Friday, August 20, 2010

Geo-caching!


If you have never heard of geo-caching, thats fairly normal.
Its an activity popularized by the widespread availability of GPS technology on the consumer market in recent years. Geo-caching is basically running around with a GPS device, visiting location coordinates people have posted on a main internet website. People post coordinates after stashing something at a given location...so you are there to find their hidden treasure! Once you reach the location directed by the GPS coordinates, you hunt around for anything that looks slightly unusual...sometimes the website even gives you a clue of what to look for. Once you find the treasure you open it (its often a small container of some kind) sign the visitors log, and then have the option of taking something out or leaving something inside (at one we took a keychain and left a guitar pick). Our several stops ranged from a tupperware hidden under some coral rock by a beach parking lot, and an ice cream bucket covered in a heap of pine needles in a vacant lot, to a thimble sized magnetic capsule at a crosswalk in the middle of town! It was like a scavenger hunt trying to find these hidden items, since the GPS coordinates only get you within about twenty feet of the target! I even have battle scars- I walked into a tree branch in the vacant lot and gave myself a bruise/cut my forehead! Haha. It was worth it- we had a good time:)


Our GPS device


Jason and I in a sea of dune plants- right where the coordinates led us.

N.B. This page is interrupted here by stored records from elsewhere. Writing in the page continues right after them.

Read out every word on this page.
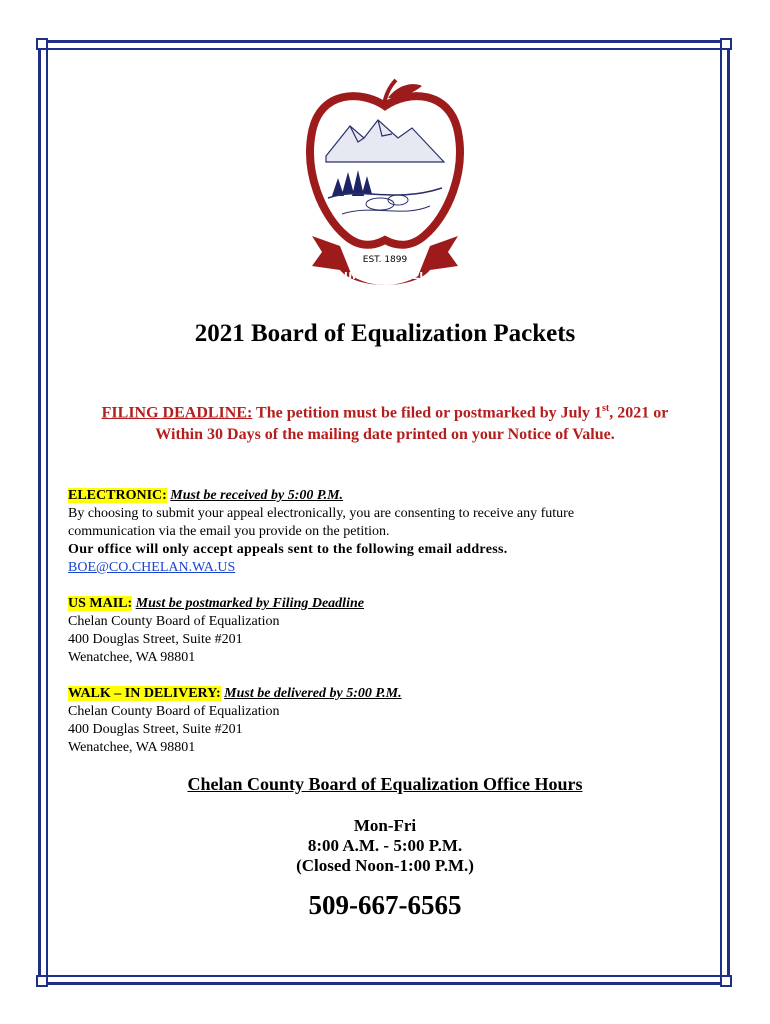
EST. 1899
COUNTY OF CHELAN
2021 Board of Equalization Packets
FILING DEADLINE: The petition must be filed or postmarked by July 1st, 2021 or
Within 30 Days of the mailing date printed on your Notice of Value.
ELECTRONIC: Must be received by 5:00 P.M.
By choosing to submit your appeal electronically, you are consenting to receive any future
communication via the email you provide on the petition.
Our office will only accept appeals sent to the following email address.
BOE@CO.CHELAN.WA.US
US MAIL: Must be postmarked by Filing Deadline
Chelan County Board of Equalization
400 Douglas Street, Suite #201
Wenatchee, WA 98801
WALK – IN DELIVERY: Must be delivered by 5:00 P.M.
Chelan County Board of Equalization
400 Douglas Street, Suite #201
Wenatchee, WA 98801
Chelan County Board of Equalization Office Hours
Mon-Fri
8:00 A.M. - 5:00 P.M.
(Closed Noon-1:00 P.M.)
509-667-6565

Discovering the cache under a stump and some coral rocks!


Investigating the contents of the small tupperware container...


And signing the visitors log! Our first geo-cache success! Yay!

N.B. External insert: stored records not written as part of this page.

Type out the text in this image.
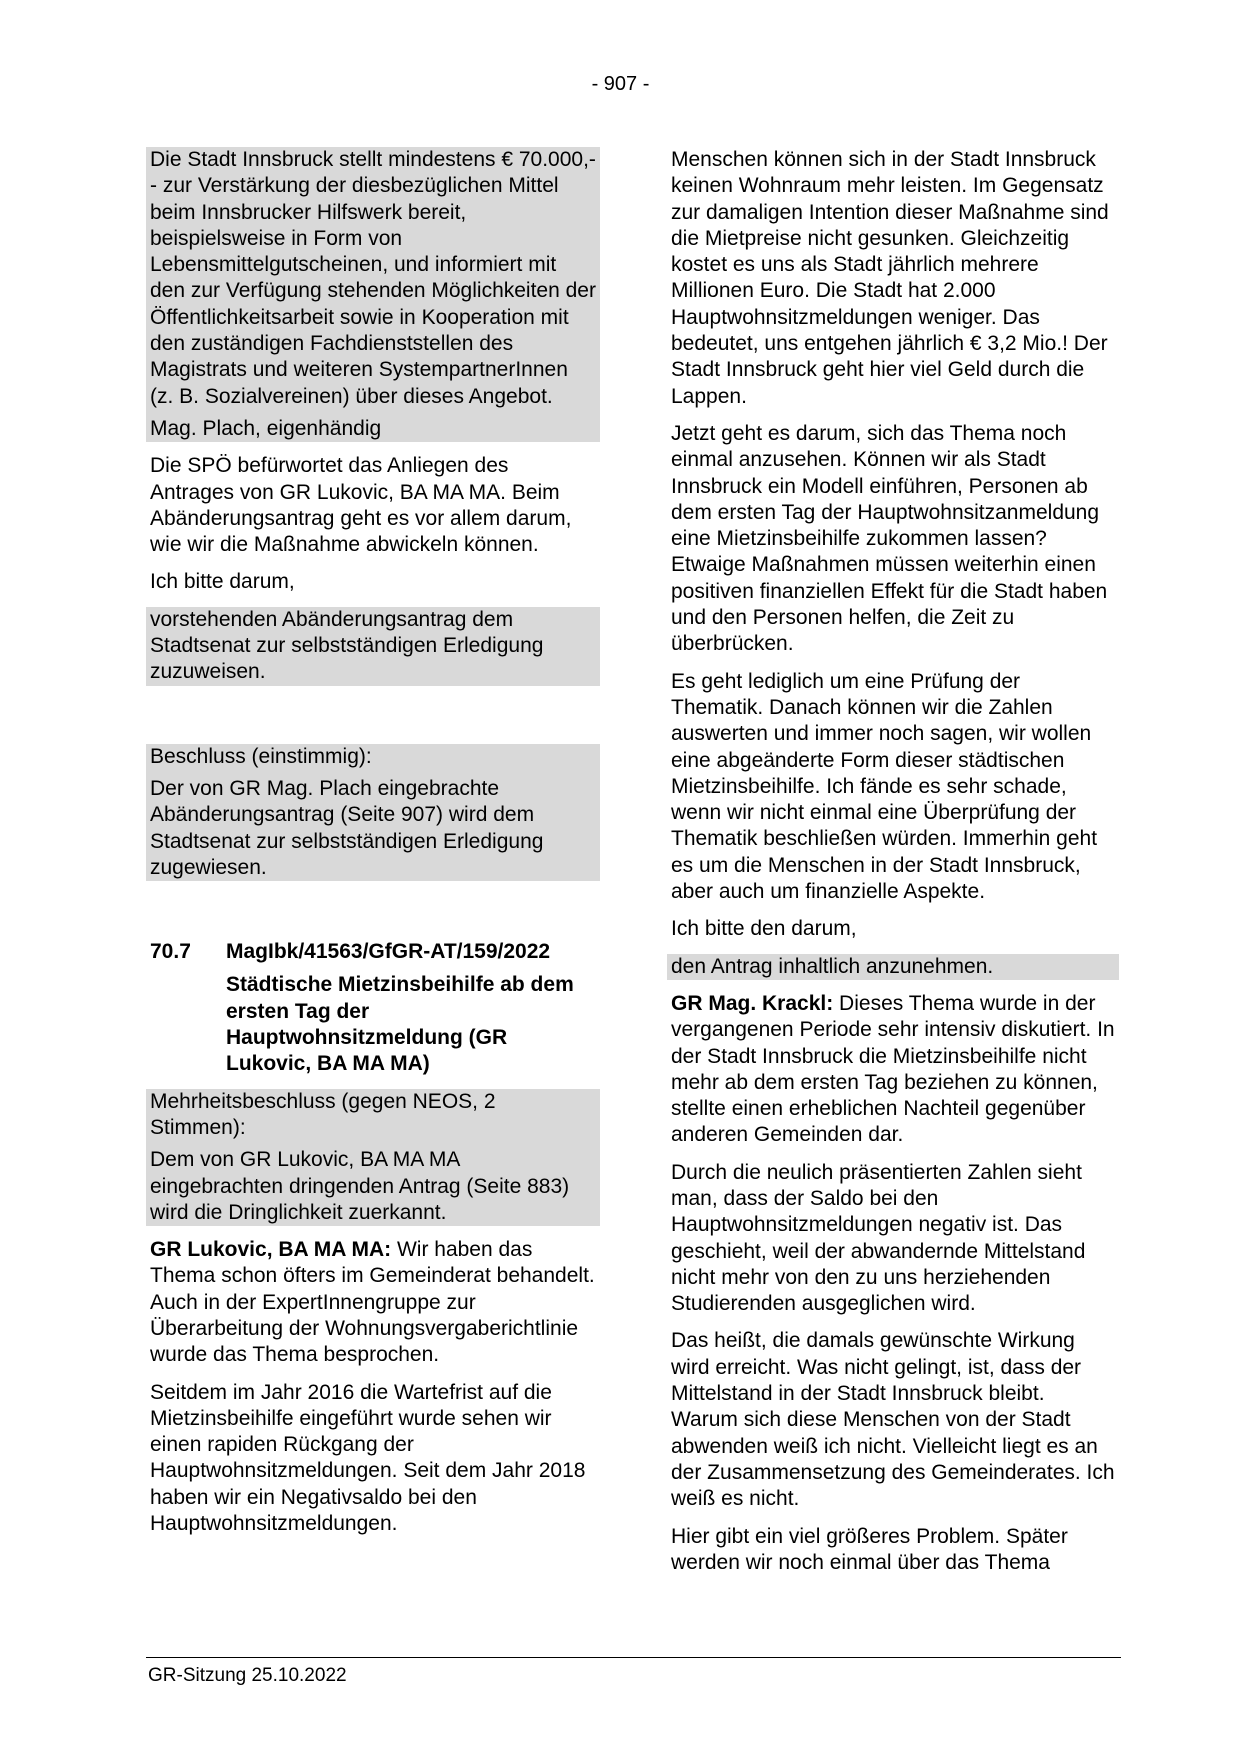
- 907 -

Die Stadt Innsbruck stellt mindestens € 70.000,-- zur Verstärkung der diesbezüglichen Mittel beim Innsbrucker Hilfswerk bereit, beispielsweise in Form von Lebensmittelgutscheinen, und informiert mit den zur Verfügung stehenden Möglichkeiten der Öffentlichkeitsarbeit sowie in Kooperation mit den zuständigen Fachdienststellen des Magistrats und weiteren SystempartnerInnen (z. B. Sozialvereinen) über dieses Angebot.

Mag. Plach, eigenhändig

Die SPÖ befürwortet das Anliegen des Antrages von GR Lukovic, BA MA MA. Beim Abänderungsantrag geht es vor allem darum, wie wir die Maßnahme abwickeln können.

Ich bitte darum,

vorstehenden Abänderungsantrag dem Stadtsenat zur selbstständigen Erledigung zuzuweisen.

Beschluss (einstimmig):

Der von GR Mag. Plach eingebrachte Abänderungsantrag (Seite 907) wird dem Stadtsenat zur selbstständigen Erledigung zugewiesen.

70.7	MagIbk/41563/GfGR-AT/159/2022

Städtische Mietzinsbeihilfe ab dem ersten Tag der Hauptwohnsitzmeldung (GR Lukovic, BA MA MA)

Mehrheitsbeschluss (gegen NEOS, 2 Stimmen):

Dem von GR Lukovic, BA MA MA eingebrachten dringenden Antrag (Seite 883) wird die Dringlichkeit zuerkannt.

GR Lukovic, BA MA MA: Wir haben das Thema schon öfters im Gemeinderat behandelt. Auch in der ExpertInnengruppe zur Überarbeitung der Wohnungsvergaberichtlinie wurde das Thema besprochen.

Seitdem im Jahr 2016 die Wartefrist auf die Mietzinsbeihilfe eingeführt wurde sehen wir einen rapiden Rückgang der Hauptwohnsitzmeldungen. Seit dem Jahr 2018 haben wir ein Negativsaldo bei den Hauptwohnsitzmeldungen.

Menschen können sich in der Stadt Innsbruck keinen Wohnraum mehr leisten. Im Gegensatz zur damaligen Intention dieser Maßnahme sind die Mietpreise nicht gesunken. Gleichzeitig kostet es uns als Stadt jährlich mehrere Millionen Euro. Die Stadt hat 2.000 Hauptwohnsitzmeldungen weniger. Das bedeutet, uns entgehen jährlich € 3,2 Mio.! Der Stadt Innsbruck geht hier viel Geld durch die Lappen.

Jetzt geht es darum, sich das Thema noch einmal anzusehen. Können wir als Stadt Innsbruck ein Modell einführen, Personen ab dem ersten Tag der Hauptwohnsitzanmeldung eine Mietzinsbeihilfe zukommen lassen? Etwaige Maßnahmen müssen weiterhin einen positiven finanziellen Effekt für die Stadt haben und den Personen helfen, die Zeit zu überbrücken.

Es geht lediglich um eine Prüfung der Thematik. Danach können wir die Zahlen auswerten und immer noch sagen, wir wollen eine abgeänderte Form dieser städtischen Mietzinsbeihilfe. Ich fände es sehr schade, wenn wir nicht einmal eine Überprüfung der Thematik beschließen würden. Immerhin geht es um die Menschen in der Stadt Innsbruck, aber auch um finanzielle Aspekte.

Ich bitte den darum,

den Antrag inhaltlich anzunehmen.

GR Mag. Krackl: Dieses Thema wurde in der vergangenen Periode sehr intensiv diskutiert. In der Stadt Innsbruck die Mietzinsbeihilfe nicht mehr ab dem ersten Tag beziehen zu können, stellte einen erheblichen Nachteil gegenüber anderen Gemeinden dar.

Durch die neulich präsentierten Zahlen sieht man, dass der Saldo bei den Hauptwohnsitzmeldungen negativ ist. Das geschieht, weil der abwandernde Mittelstand nicht mehr von den zu uns herziehenden Studierenden ausgeglichen wird.

Das heißt, die damals gewünschte Wirkung wird erreicht. Was nicht gelingt, ist, dass der Mittelstand in der Stadt Innsbruck bleibt. Warum sich diese Menschen von der Stadt abwenden weiß ich nicht. Vielleicht liegt es an der Zusammensetzung des Gemeinderates. Ich weiß es nicht.

Hier gibt ein viel größeres Problem. Später werden wir noch einmal über das Thema

GR-Sitzung 25.10.2022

Interestingly, my family has been doing a low-tech version of this activity for years! We had a "family treasure" hidden in the Black Hills that we would revisit regularly on vacations- film capsules full of notes and coins etc. buried under a rock, after a cattle grate, off a certain scenic road... we would pace off the steps from the fence post and find the rock and reclaim our treasure. And we even would give family friends that vacationed there our cryptic directions and let them participate in our tradition. They could hunt down the treasure, and then leave their own notes and mementos. Haha- guess we have been low tech geo-caching for awhile!
Just another evidence that there is nothing new under the sun, I guess. Not even geo-caching.